If Rosso’s lost painting, a drawing for which may be represented by Boyvin’s print, was done in 1530-1531, then there is some possibility that it is the work indicated by the document recording payments to Rosso for his livelihood in the months of November and December 1530 and from January through July 1531 “durant lequel temps il a faict un grant tableau pour le Roy” (L.36 and DOC.15).  In the same document it is recorded that Francesco Scibec de Carpi carved a wood frame (“bois… entretailleure”) for it that was gilded by Jehan Poulletier (“pour l’or, façon dud. aornement de bois;” on the latter, see also the document of 8 July 1531 under L.36).  It is possible that this frame was designed by Rosso (see L.36).  Archangelle de Platte was paid to crate the painting and take it from Paris to Fontainebleau.  Rosso’s Judith must have been about 1.50 by 1 meters, a size that might qualify it to be called “un grant tableau.”  It would, of course, have been even larger in its frame, which, like that of the copy, could have been carved with “plusieurs figures de relief;” it is possible that the frame of the copy was itself a copy of the original frame.
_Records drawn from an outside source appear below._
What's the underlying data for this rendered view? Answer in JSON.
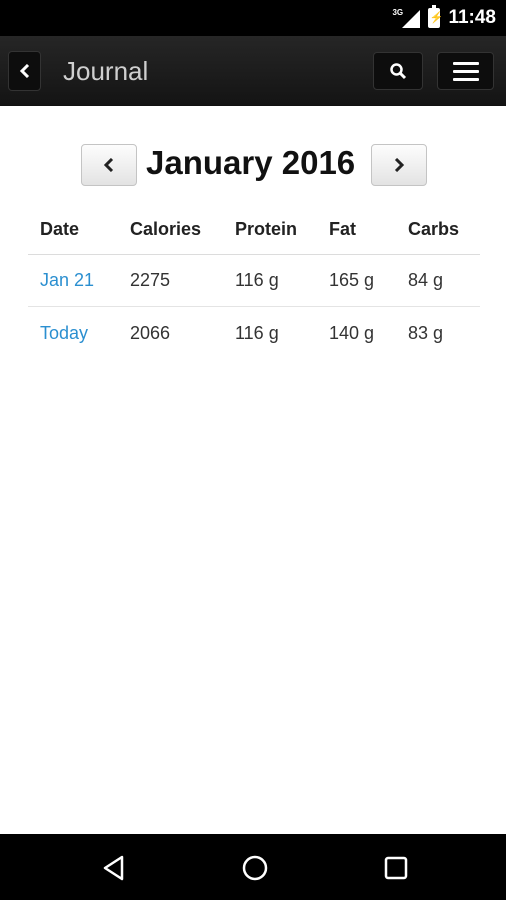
{
  "status_bar": {
    "network_label": "3G",
    "time": "11:48"
  },
  "app_bar": {
    "back_icon": "chevron-left",
    "title": "Journal",
    "search_icon": "search",
    "menu_icon": "hamburger-menu"
  },
  "month_nav": {
    "prev_icon": "chevron-left",
    "month_title": "January 2016",
    "next_icon": "chevron-right"
  },
  "table": {
    "headers": [
      "Date",
      "Calories",
      "Protein",
      "Fat",
      "Carbs"
    ],
    "rows": [
      {
        "date": "Jan 21",
        "calories": "2275",
        "protein": "116 g",
        "fat": "165 g",
        "carbs": "84 g"
      },
      {
        "date": "Today",
        "calories": "2066",
        "protein": "116 g",
        "fat": "140 g",
        "carbs": "83 g"
      }
    ]
  },
  "colors": {
    "link": "#2b8fd0",
    "app_bar": "#1c1c1c",
    "status_bar": "#000000"
  },
  "nav_bar": {
    "back_icon": "triangle-back",
    "home_icon": "circle-home",
    "recents_icon": "square-recents"
  }
}
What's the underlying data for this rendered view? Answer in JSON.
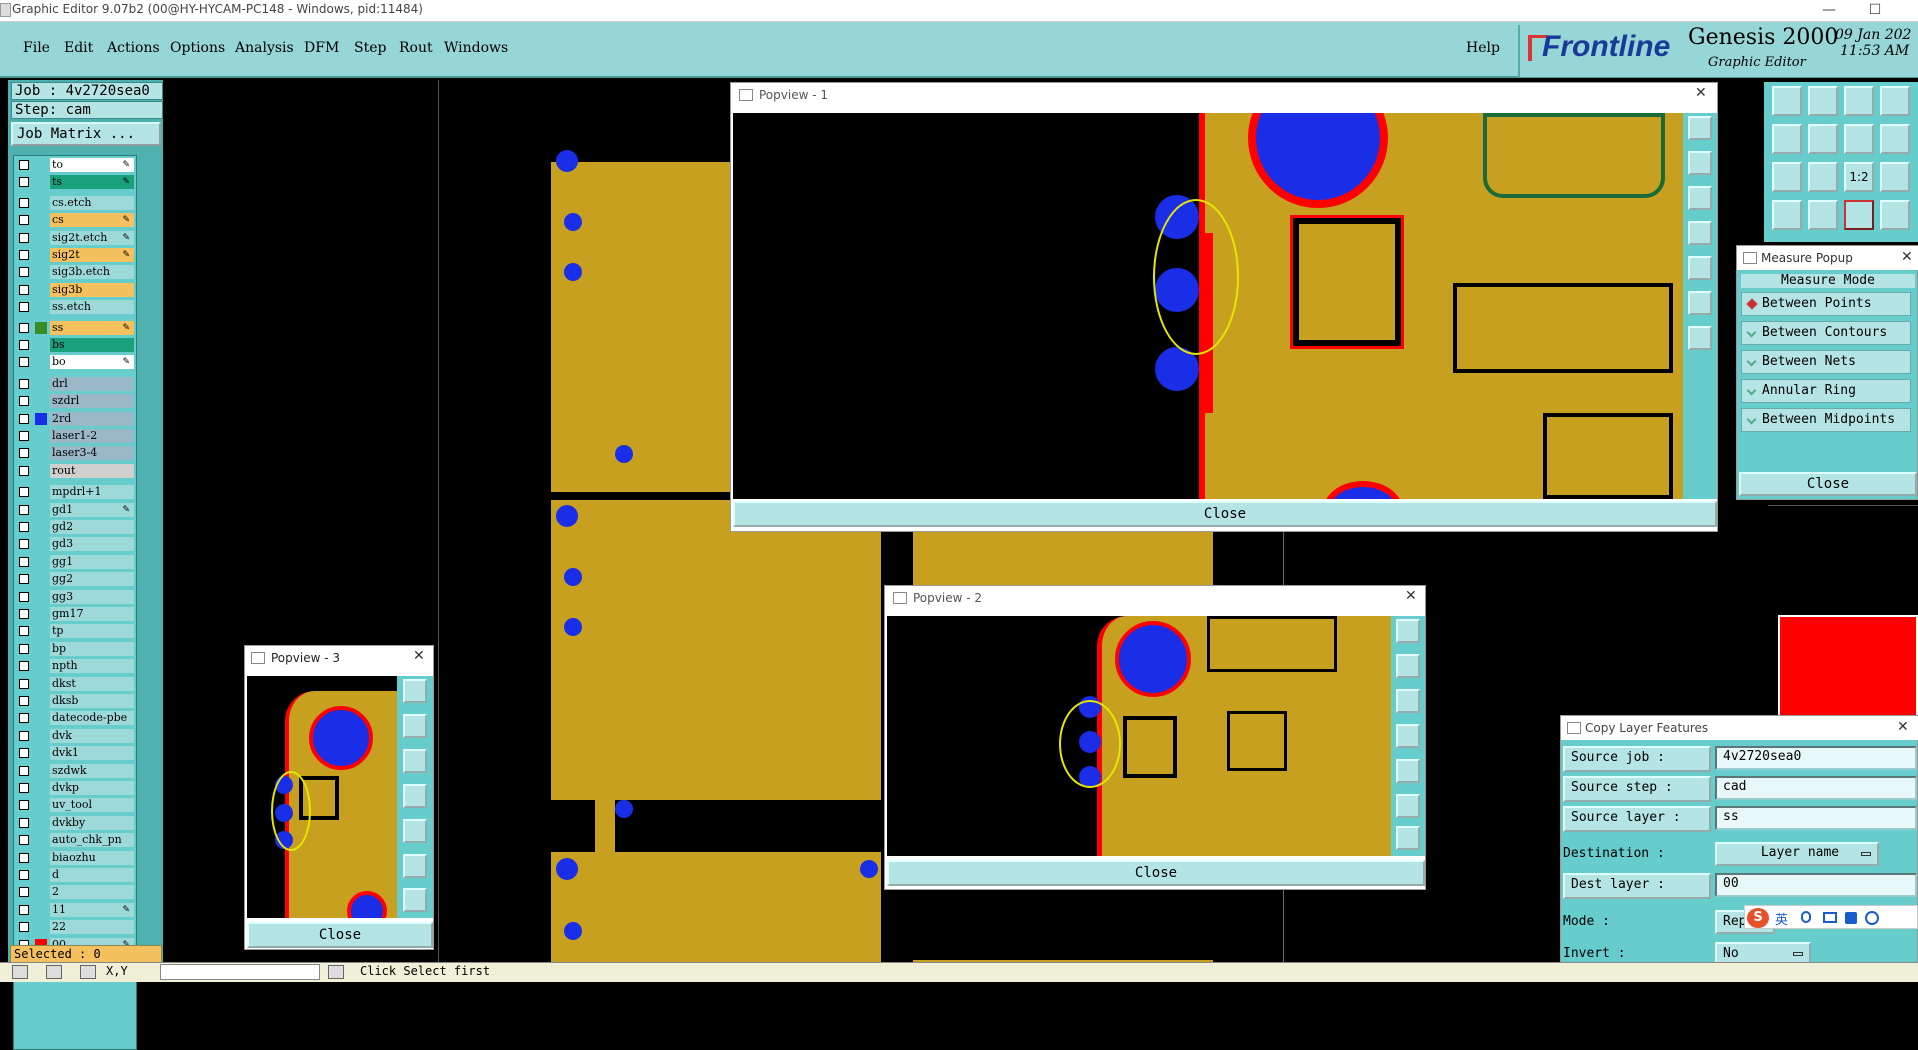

If Rosso’s lost Judith was painted immediately upon his arrival in France it seems only reasonable to suppose that it was painted for the king.  Unfortunately one does not know why this subject was selected for what may have been Rosso’s first royal commission.

 


1 Cox-Rearick, 1972, 11, stated that the Appartement des Bains was begun in 1535 and decorated by 1540, but gave no documentation for these dates.  In EdF, 1972, 479, the construction of this series of rooms is dated 1534 or 1541; the date of their decoration, 1541-1550, according to the documents.  But no documentation is given for the construction.